I didn't regret it at all. It was just as wonderful in live performance as it was on television. Abet some of it was pared down into a smaller, cosy setting.
The small BAM stage suited the production very well. Everything was very pop art in the style of Roy Lichtenstein, set in an indeterminate time from the late 60's thru the mid-70's. Morris used a number of contemporary dance styles for the party scene which fit the mood of Tchaikovsky's music quite charmingly. Morris seemed more able to access the slight tongue in cheek tone of the music that bigger stagings miss. Like other stagings using adults for the roles of Marie/Clara and the Prince, Morris did reference the Freudian undertones but he didn't get hung up on them. I did notice that some of the more outre elements of this production were toned down. Marie's lascivious sister was more of an awkward rambunctious flirt rather than an uncontrollable hormonal fiend. The party guests were less bump and grind, swinger types. Originally I think the production was conceived as a Nutcracker for adult dance fans but it also became a huge hit among the young set. Truthfully the ballet is not lessor for becoming family friendly. The audience favorite in the first act was Kraig Patterson as the Housekeeper. He was very comical and quite deft in his pointe shoe work.
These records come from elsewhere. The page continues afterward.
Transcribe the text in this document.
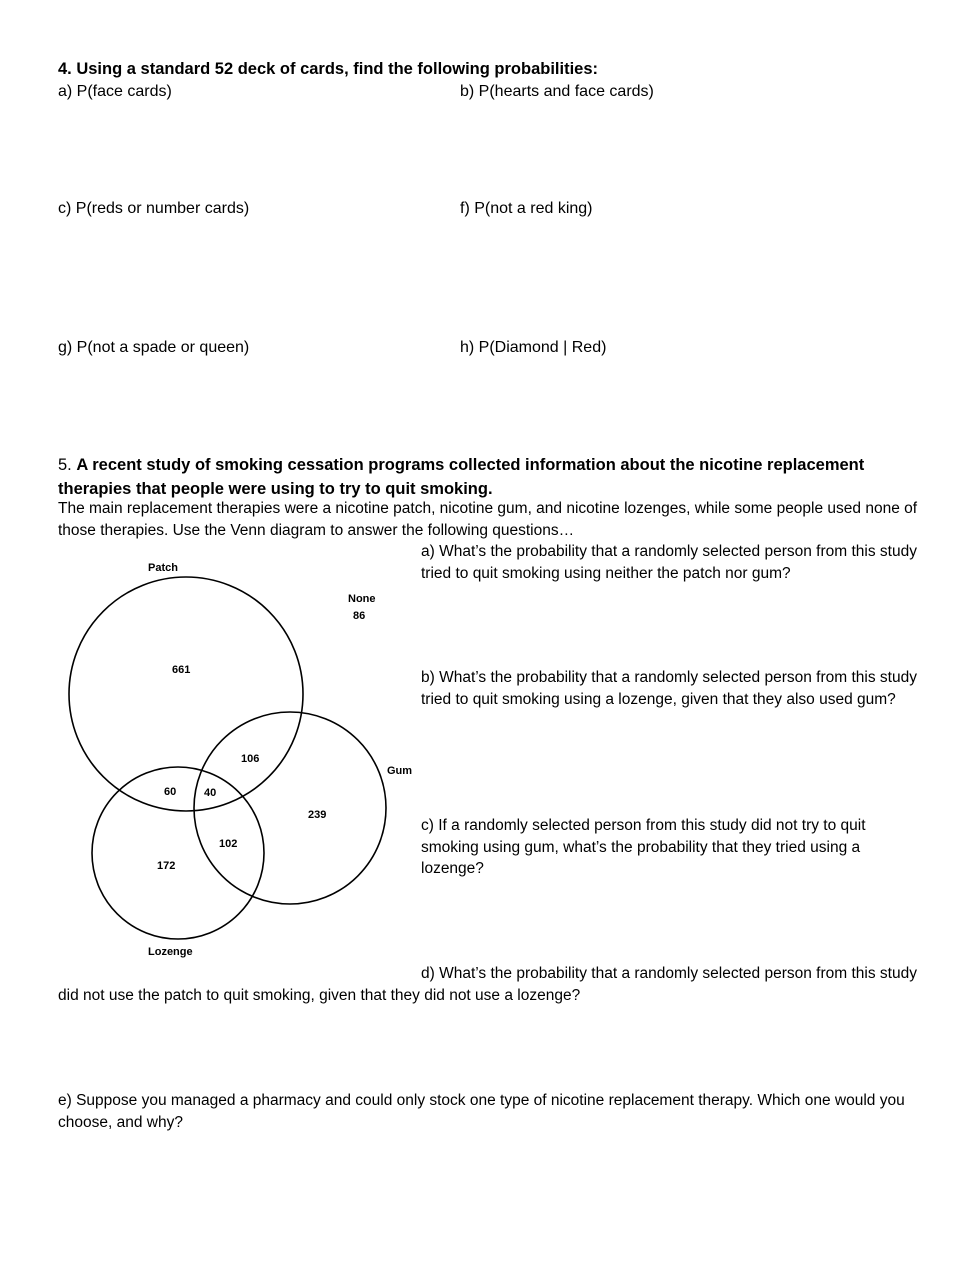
4. Using a standard 52 deck of cards, find the following probabilities:
a) P(face cards)	b) P(hearts and face cards)
c) P(reds or number cards)	f) P(not a red king)
g) P(not a spade or queen)	h) P(Diamond | Red)
5. A recent study of smoking cessation programs collected information about the nicotine replacement therapies that people were using to try to quit smoking.
The main replacement therapies were a nicotine patch, nicotine gum, and nicotine lozenges, while some people used none of those therapies. Use the Venn diagram to answer the following questions…
Patch
None
86
661
106
Gum
60	40
239
102
172
Lozenge
a) What’s the probability that a randomly selected person from this study tried to quit smoking using neither the patch nor gum?
b) What’s the probability that a randomly selected person from this study tried to quit smoking using a lozenge, given that they also used gum?
c) If a randomly selected person from this study did not try to quit smoking using gum, what’s the probability that they tried using a lozenge?
d) What’s the probability that a randomly selected person from this study did not use the patch to quit smoking, given that they did not use a lozenge?
e) Suppose you managed a pharmacy and could only stock one type of nicotine replacement therapy. Which one would you choose, and why?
Mark Morris himself took over the roles of Marie's father and a fairy tale King in the second act. He was fantastically campy.
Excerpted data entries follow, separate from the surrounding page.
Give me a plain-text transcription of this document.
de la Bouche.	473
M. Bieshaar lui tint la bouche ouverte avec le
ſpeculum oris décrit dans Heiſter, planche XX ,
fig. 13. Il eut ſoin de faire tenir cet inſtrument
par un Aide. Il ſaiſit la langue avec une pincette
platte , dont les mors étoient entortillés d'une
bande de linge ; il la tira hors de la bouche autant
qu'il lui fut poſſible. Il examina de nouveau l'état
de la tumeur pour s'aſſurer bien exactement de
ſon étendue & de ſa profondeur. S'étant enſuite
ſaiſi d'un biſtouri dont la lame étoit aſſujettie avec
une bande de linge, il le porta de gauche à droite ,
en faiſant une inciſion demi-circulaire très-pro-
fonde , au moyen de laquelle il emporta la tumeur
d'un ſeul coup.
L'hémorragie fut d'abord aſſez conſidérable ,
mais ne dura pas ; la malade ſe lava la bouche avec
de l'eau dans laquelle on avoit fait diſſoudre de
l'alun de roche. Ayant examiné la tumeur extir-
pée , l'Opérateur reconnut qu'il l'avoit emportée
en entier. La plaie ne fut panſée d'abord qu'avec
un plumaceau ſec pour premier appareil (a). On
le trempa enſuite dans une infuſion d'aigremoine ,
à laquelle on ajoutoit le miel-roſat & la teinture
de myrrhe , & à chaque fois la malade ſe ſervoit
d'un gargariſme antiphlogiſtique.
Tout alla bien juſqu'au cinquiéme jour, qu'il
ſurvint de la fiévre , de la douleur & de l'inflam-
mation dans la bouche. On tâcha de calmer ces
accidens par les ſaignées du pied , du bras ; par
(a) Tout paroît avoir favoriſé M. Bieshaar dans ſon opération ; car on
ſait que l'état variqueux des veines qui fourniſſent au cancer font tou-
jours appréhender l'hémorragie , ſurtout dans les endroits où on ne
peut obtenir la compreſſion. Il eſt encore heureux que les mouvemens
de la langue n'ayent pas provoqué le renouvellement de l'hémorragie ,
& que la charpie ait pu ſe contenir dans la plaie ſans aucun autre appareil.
The showstopper of a snowflake scene was also different. In the original production the snowflakes were danced by a mostly male cast with many of them in pointe shoes. It was amazing to behold, since it required a more streamlined, softer and more elegant style than is usually choreographed for men. In this production, I think only the lead male snowflake danced partially in pointe shoes. But the rest of the cast was barefoot. There were also more female dancers among the cast. I don't think these slight changes hurt the piece. It just made it different, changed its tone. I liked watching men dance delicately. But in today's performance, the women in the piece were so impishly elfin and took to the choreography so naturally that it kind of made the male dancers look somewhat ungainly. Still these were only small constraints. There aren't a lot of men who are trained in pointe work and the ones who are don't all work for Mark Morris. The dancing was still fantastic and the pinnacle of the dance, musically synchronized grand jetes with the dancers throwing snow confetti was perfect. It called forth cheers from the audience.
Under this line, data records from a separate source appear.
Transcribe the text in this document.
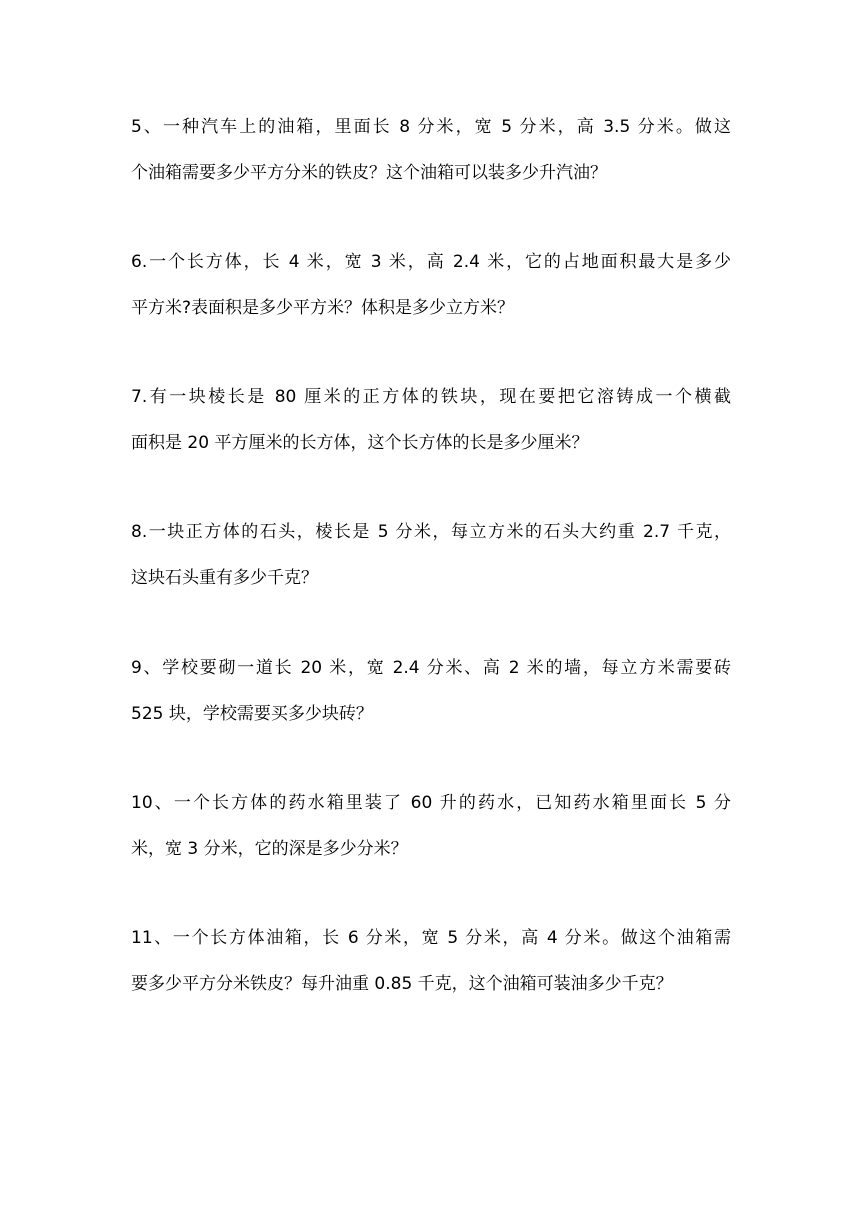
5、一种汽车上的油箱，里面长 8 分米，宽 5 分米，高 3.5 分米。做这
个油箱需要多少平方分米的铁皮？这个油箱可以装多少升汽油？

6.一个长方体，长 4 米，宽 3 米，高 2.4 米，它的占地面积最大是多少
平方米?表面积是多少平方米？体积是多少立方米？

7.有一块棱长是 80 厘米的正方体的铁块，现在要把它溶铸成一个横截
面积是 20 平方厘米的长方体，这个长方体的长是多少厘米？

8.一块正方体的石头，棱长是 5 分米，每立方米的石头大约重 2.7 千克，
这块石头重有多少千克？

9、学校要砌一道长 20 米，宽 2.4 分米、高 2 米的墙，每立方米需要砖
525 块，学校需要买多少块砖？

10、一个长方体的药水箱里装了 60 升的药水，已知药水箱里面长 5 分
米，宽 3 分米，它的深是多少分米？

11、一个长方体油箱，长 6 分米，宽 5 分米，高 4 分米。做这个油箱需
要多少平方分米铁皮？每升油重 0.85 千克，这个油箱可装油多少千克？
This version of the Nutcracker has also been changed to make it two fairy tales in one. The first act was about Marie and the Nutcracker defeating the (Elvis, lol) Mouse King. In most productions the story ends at the first act and the second act is just celebratory dancing with loosely connected divertissements. Morris decided to stage a Cinderella-esque story in which a princess is cursed by magical mice. She is turned into an ugly little doll who must find the one man who can crack open a walnut with his own teeth in order to break the spell. It is a little confusing storywise but it is fun. The ballet ends with Marie finding puppy love and becoming a character inside the fairy tale. Which is very upbeat since the majority of the productions deal with Marie losing her Nutcracker prince, waking up and getting older.
This production is wonderful and I hope it stays in New York for the next few years. Because I would make it a tradition to see it every season.